Science is great. If applied correctly. We could eradicate every major world problem. Alternatively, science can also provide some very unexpected results. It’s never the best day at the lab when you end up accidentally creating ghosts while putting the finishing touches on a device that is supposed to generate electricity from nothing. Unfortunately, that is what happens to Ethan (Thomas Mann), the lead character in Our House.
When we first meet Ethan, he is so busy trying to finish his important experiment that he is unable to spend much time with his parents and siblings. That soon changes when he receives a phone call to inform him that his parents have died in an automobile accident. He now has to be the main carer for Matt (Percy Hynes White) and Becca (Kate Moyer). It's not long until some of them start to sense another presence in the house, which they suspect could be their deceased parents trying to communicate with them. And they seem to grow more powerful when Ethan turns his "failed experiment" back on.
Based on a film that was itself less than a decade old (Ghost From The Machine, by Matt Osterman), Our House is a film with plenty of potential for good atmosphere and scares. To be fair, there are some good moments here and there, and the visual representation of the spirits, as black smoke trying to solidify themselves into a humanoid form, works well. Director Anthony Scott Burns had been honing his craft for a number of years before making this his feature debut (including delivering "Father's Day", one of the better segments in the anthology horror Holidays) and he handles things well enough. He just doesn't seize the opportunity to fill up every space with growing tension and creepiness.
Writer Nathan Parker doesn't help. The central idea is a very easy one to communicate to viewers, freeing everyone up to focus on scares, but he decides to give an equal amount of time to the day-to-day problems that our lead experiences while moving from the role of brother to that of main guardian.

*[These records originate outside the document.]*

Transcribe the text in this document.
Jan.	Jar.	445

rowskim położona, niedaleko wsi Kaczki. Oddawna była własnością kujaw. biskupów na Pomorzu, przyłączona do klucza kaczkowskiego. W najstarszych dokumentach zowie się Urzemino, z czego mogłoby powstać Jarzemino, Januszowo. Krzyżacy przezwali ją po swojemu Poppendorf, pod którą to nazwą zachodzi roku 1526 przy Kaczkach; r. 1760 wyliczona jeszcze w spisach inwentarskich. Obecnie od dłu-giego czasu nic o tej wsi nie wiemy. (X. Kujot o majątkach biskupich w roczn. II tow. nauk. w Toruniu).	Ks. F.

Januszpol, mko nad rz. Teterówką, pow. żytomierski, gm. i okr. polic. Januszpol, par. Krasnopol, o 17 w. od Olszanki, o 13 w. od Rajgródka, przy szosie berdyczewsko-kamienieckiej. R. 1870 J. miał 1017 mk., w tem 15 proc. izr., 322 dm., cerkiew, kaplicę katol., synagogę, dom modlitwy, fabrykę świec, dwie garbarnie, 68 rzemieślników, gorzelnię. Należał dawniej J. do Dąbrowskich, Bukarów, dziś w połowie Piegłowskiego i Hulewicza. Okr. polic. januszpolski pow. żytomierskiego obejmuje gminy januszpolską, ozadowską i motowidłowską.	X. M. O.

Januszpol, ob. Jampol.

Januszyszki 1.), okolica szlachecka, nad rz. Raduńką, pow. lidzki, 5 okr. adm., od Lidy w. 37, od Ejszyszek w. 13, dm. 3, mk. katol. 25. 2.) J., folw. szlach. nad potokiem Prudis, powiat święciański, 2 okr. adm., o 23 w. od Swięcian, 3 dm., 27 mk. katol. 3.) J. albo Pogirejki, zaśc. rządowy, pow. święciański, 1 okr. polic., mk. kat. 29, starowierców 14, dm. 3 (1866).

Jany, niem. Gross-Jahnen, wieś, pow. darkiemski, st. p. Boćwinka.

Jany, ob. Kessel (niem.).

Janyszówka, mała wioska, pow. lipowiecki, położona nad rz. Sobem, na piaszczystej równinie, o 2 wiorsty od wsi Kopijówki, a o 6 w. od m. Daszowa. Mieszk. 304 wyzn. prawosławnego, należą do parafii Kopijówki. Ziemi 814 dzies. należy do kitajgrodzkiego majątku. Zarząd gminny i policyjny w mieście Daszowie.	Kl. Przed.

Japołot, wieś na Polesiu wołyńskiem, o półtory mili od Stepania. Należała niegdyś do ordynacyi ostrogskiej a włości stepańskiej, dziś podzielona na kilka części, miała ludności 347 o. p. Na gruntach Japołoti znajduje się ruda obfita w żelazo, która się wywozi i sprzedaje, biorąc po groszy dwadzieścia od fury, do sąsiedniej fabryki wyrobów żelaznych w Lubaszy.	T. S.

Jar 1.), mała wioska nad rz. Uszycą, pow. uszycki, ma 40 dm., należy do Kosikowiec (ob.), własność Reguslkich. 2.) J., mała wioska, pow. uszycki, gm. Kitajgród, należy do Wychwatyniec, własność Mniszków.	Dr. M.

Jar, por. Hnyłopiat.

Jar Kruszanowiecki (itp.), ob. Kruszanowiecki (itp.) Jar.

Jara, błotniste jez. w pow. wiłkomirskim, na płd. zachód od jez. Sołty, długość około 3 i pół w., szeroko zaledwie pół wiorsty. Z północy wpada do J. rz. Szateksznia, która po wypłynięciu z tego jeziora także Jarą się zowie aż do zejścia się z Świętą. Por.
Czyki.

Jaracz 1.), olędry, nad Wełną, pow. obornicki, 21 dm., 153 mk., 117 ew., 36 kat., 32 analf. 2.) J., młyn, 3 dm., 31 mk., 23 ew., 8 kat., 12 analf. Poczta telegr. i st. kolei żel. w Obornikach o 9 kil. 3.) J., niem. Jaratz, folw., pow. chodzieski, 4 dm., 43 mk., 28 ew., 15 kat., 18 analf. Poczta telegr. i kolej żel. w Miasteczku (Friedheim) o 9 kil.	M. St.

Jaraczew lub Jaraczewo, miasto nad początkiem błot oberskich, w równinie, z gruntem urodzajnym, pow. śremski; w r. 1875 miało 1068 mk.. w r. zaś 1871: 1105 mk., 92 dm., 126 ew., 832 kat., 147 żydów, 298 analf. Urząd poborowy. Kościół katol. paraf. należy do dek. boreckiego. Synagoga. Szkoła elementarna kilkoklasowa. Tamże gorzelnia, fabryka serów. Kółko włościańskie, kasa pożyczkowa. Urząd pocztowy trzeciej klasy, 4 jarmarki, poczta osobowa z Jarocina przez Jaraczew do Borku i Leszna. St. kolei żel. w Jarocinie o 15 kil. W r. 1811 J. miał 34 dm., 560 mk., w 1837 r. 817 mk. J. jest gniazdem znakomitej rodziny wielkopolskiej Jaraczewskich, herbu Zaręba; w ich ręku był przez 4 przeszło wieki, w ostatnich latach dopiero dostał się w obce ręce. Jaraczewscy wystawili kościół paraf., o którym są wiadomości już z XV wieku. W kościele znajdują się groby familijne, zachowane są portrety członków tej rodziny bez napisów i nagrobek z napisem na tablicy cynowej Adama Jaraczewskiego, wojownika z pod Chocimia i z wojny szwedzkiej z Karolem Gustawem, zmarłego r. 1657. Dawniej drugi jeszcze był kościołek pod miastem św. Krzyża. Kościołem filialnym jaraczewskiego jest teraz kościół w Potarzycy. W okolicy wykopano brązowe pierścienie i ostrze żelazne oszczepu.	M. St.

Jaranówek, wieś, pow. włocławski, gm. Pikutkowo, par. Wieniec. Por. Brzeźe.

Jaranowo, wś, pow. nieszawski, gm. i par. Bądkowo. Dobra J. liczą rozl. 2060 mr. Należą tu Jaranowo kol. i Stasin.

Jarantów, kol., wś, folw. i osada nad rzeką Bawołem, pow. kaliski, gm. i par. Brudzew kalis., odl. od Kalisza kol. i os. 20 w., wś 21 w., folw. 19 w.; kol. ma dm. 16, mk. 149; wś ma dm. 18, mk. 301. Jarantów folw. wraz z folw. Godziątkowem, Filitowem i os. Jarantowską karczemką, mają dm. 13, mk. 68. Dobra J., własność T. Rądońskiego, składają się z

I understand why he would want to do that, but it's never as engaging as the developing spookiness. Like many films, this sits in a middle ground. It would either need to be streamlined into a fantastic frightfest, paring down the family drama to something minimal, or the runtime could be expanded slightly to allow more time spent showing the strain and tension affecting everyone while the spirits start to push their way into their plane.
Mann is a decent lead, and both White and Moyer are believable in their respective roles. Nicola Peltz plays Hannah and Robert B. Kennedy is a neighbour named Tom. Both do fine, but they can't overcome the fact that their characters feel superfluous to requirements. The same can be said for Marie, a different neighbour played by Marcia Bennett. I may be wrong, but the film could have been greatly improved if the main characters felt isolated and trapped in their house as things began to get worse and worse.
Although it's perfectly okay for most of the runtime, things are dragged down by an ending that feels horribly rote and unengaging. It's enough to drag the whole thing just below average, and leaves it being something that I wouldn't recommend to others.